Banks in Saudi Arabia will maintain high deposit levels and enjoy strong liquidity despite the current environment, S&P said in a report on Sunday.
The global ratings agency also sees economic risk in the kingdom as stable despite a budget deficit and public debt accumulated over the past years.
“We think the country still has sufficient fiscal and external buffers to weather periods of low oil prices… We expect banks will maintain high levels of core deposits in their funding bases and their strong liquidity metrics will remain intact,” S&P said.
Saudi’s banking sector is classified as A-/Stable/A-2 and belongs to group ‘4’ under S&P’s Banking Industry Country Risk Assessment (BICRA). Other countries in the same group include Ireland, Kuwait, Malaysia, New Zealand, Poland, Slovenia, Spain and Taiwan.

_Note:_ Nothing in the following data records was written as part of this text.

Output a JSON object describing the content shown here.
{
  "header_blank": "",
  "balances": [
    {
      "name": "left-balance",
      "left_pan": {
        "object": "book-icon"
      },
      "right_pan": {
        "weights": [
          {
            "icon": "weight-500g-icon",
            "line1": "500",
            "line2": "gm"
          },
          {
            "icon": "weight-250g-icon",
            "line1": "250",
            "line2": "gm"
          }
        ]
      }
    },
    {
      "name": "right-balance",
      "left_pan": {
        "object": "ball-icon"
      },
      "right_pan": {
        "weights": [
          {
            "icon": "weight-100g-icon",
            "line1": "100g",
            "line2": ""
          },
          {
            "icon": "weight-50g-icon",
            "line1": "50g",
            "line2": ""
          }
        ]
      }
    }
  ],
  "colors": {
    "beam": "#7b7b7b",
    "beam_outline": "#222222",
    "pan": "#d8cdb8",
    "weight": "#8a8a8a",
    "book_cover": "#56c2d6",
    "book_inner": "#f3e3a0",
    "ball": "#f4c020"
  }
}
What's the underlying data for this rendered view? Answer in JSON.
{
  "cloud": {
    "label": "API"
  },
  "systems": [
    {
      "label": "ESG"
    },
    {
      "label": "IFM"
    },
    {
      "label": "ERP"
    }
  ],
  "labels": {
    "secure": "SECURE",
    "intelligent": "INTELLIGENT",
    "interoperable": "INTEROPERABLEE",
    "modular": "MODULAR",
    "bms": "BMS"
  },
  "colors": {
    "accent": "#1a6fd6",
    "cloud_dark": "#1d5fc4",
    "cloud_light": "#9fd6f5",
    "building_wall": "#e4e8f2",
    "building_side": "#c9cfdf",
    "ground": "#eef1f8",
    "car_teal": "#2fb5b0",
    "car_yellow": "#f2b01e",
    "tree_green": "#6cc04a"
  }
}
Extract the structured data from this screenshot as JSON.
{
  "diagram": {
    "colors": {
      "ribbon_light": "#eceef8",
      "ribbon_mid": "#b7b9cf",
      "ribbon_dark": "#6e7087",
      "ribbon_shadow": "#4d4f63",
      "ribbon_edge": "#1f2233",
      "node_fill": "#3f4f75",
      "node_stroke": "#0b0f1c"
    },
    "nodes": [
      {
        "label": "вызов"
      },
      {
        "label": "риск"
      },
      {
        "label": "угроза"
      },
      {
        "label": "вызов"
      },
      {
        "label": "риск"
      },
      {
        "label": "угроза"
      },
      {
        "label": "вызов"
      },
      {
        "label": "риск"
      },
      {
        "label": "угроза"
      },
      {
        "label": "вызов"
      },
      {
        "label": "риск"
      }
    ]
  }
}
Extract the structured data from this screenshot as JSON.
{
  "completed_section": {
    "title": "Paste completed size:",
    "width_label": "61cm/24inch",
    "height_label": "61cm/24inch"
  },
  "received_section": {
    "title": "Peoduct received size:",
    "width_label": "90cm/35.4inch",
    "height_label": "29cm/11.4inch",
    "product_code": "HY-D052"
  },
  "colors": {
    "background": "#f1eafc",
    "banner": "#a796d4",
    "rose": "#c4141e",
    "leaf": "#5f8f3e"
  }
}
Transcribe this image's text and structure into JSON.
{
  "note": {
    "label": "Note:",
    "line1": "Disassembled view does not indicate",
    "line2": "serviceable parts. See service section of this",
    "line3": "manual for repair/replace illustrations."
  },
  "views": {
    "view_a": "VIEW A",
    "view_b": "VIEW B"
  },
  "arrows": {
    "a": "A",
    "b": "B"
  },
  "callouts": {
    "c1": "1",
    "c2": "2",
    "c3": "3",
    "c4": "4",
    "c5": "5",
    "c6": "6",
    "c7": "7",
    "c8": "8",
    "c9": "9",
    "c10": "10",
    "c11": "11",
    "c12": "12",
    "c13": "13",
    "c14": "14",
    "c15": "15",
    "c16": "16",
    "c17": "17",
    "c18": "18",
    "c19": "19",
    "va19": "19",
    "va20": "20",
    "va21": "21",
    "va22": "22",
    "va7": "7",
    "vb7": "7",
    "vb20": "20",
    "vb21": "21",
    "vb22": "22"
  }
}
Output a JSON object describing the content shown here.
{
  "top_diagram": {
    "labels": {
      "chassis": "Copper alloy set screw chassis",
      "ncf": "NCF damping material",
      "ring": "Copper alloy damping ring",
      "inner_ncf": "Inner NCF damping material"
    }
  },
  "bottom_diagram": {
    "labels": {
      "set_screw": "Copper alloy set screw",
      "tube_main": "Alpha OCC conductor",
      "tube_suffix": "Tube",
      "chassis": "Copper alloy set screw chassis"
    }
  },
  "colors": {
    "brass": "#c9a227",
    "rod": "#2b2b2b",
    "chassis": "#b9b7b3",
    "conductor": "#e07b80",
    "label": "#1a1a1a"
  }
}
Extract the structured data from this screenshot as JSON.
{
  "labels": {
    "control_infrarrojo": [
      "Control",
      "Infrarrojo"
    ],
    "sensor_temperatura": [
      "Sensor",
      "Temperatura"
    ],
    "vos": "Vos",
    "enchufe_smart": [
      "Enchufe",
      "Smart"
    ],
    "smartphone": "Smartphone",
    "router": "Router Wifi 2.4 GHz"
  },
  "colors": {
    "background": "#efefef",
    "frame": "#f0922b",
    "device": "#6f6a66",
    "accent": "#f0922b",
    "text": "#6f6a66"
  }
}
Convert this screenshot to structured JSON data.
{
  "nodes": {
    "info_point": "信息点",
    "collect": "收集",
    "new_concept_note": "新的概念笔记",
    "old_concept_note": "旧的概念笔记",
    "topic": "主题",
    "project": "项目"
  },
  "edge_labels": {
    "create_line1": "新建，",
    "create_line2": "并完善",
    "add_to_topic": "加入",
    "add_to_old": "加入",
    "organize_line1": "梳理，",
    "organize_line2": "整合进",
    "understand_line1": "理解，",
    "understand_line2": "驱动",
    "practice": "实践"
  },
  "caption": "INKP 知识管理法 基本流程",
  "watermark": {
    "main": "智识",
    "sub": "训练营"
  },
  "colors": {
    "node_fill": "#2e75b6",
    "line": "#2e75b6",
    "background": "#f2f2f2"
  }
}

The kingdom’s banking sector is experiencing an “expansionary phase” after posting low growth for years, according to S&P.
Low oil, property prices
However, it said that the current growth of mortgage portfolios and increasing leverage are being offset by low prices in the property market and a “developing legal framework”.
“Although we expect the lower-for-longer interest rate environment will put pressure on banks’ margins, it should remain high and allow banks to continue to outperform their regional peers in terms of profitability,” S&P said.
It said the banking sector’s strengths include strong funding profile dominated by deposits, protected customer franchise, as well as material yet gradually eroding fiscal buffers that enable the state to survive low oil prices.